Leclerc, a tall, slim man, with crinkly eyes and a rectangular military moustache, was instantly recognizable to his men by the tank goggles round his kepi and the malacca cane he always carried. They revered him for his bravery, his determination and his skill in battle. An austere man, he was acutely patriotic. Like de Gaulle, he felt bitter that, since the disaster of 1940, the British had accumulated so much more power while France had declined dramatically. Both were inclined to suspect that the British took every opportunity to exploit this. In their resentment, they could not see that Britain, despite her apparent strength, had bankrupted herself, physically and economically, during five years of war. It was an unfortunate detail that part of the division had sailed to Britain from Mers-el-Kebir, where Admiral Somerville’s battle squadron had sunk the French fleet in 1940 to prevent it falling into German hands. ‘Even for us Gaullists,’ wrote a young officer, ‘it weighed heavily on our hearts.’

De Gaulle regarded Leclerc and his division as the incarnation of the spirit of Free France. Its ranks included officers and soldiers of every political opinion. Alongside arch-Catholics of la vieille France, Communists, monarchists, socialists, republicans and even some Spanish anarchists, all served well together. This encouraged de Gaulle to believe that somehow post-war France could achieve a similar solidarity, but he was to be sorely disappointed.

It was the Americans, with their military-industrial cornucopia, who had clothed, equipped, armed and trained the 2eme DB (Americans were later irritated when French civilians asked them why the US Army did not have ‘a uniform different from ours’.) Leclerc, despite his old-fashioned views, was no reactionary when it came to warfare. He felt an immediate affinity with Patton and Wood. Patton was keen to help Leclerc, and the French armoured division would not disappoint him in the battles ahead. But de Gaulle’s intention to use the 2eme DB to further French interests above Allied priorities would prove a source of conflict with other American generals.
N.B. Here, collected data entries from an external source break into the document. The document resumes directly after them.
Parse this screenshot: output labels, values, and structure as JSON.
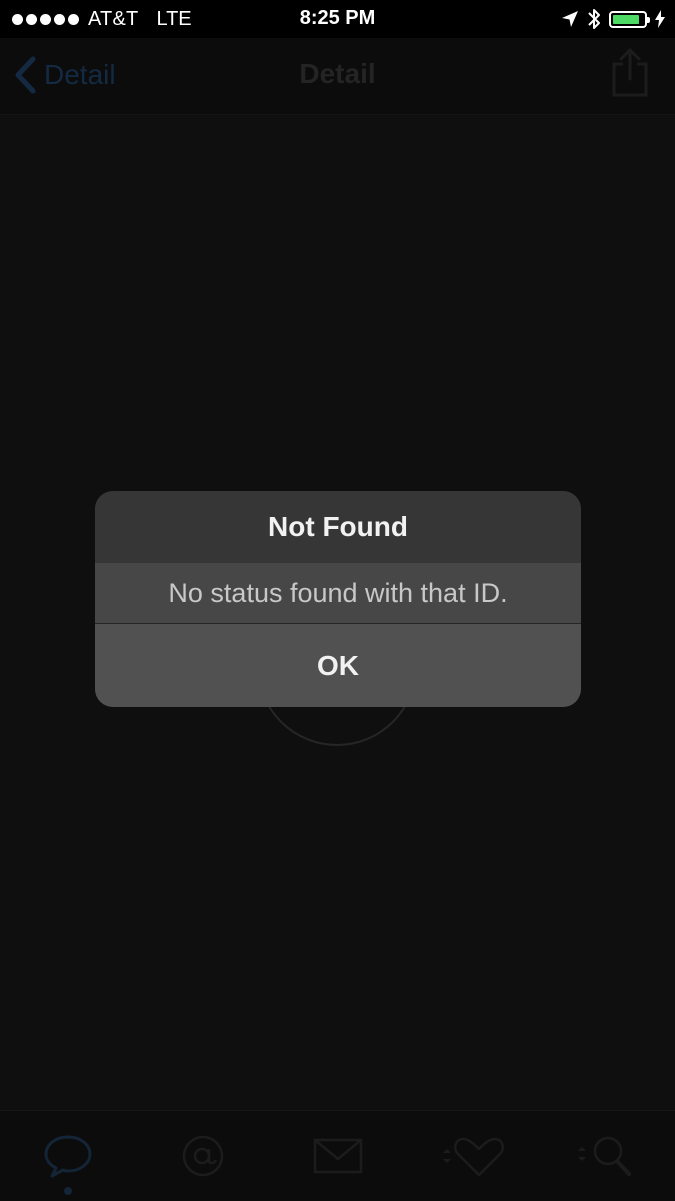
{
  "status_bar": {
    "carrier": "AT&T",
    "network": "LTE",
    "time": "8:25 PM",
    "signal_bars": 5,
    "battery_level": 0.85,
    "battery_color": "#4cd964"
  },
  "nav": {
    "back_label": "Detail",
    "title": "Detail"
  },
  "alert": {
    "title": "Not Found",
    "message": "No status found with that ID.",
    "ok_label": "OK"
  },
  "tabs": [
    {
      "icon": "speech-bubble-icon",
      "selected": true
    },
    {
      "icon": "at-sign-icon",
      "selected": false
    },
    {
      "icon": "envelope-icon",
      "selected": false
    },
    {
      "icon": "heart-icon",
      "selected": false
    },
    {
      "icon": "search-icon",
      "selected": false
    }
  ],
  "colors": {
    "accent_dim": "#142a42",
    "background": "#0f0f0f"
  }
}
For the soldiers of the division, the moment of landing in France on 1 August was intensely emotional. The sea had been rough and a few were sick into their helmets, like their American predecessors nearly two months before. British sailors, seeing the condoms on rifle muzzles, made predictable jokes about ‘Free French letters’. Almost all of those coming ashore had not seen their country for four years or more. Some scooped up handfuls of sand on Utah beach to preserve in jars. News of the arrival of French troops spread quickly on the Cotentin peninsula, and soon 100 young men volunteered to serve in its ranks. In ten days, they would go into battle for the first time.

While Patton’s two armoured divisions were charging into Brittany, the British continued with Operation Bluecoat. Roberts’s 11th Armoured Division advanced brilliantly towards the town of Vire, with infantry mounted on tanks. Armoured cars of the 2nd Household Cavalry were halted at one village by the mayor running out, waving his arms. Ahead they saw the road covered with pieces of paper. The inhabitants had watched the Germans lay mines, then as soon as they left they had rushed out to mark each one.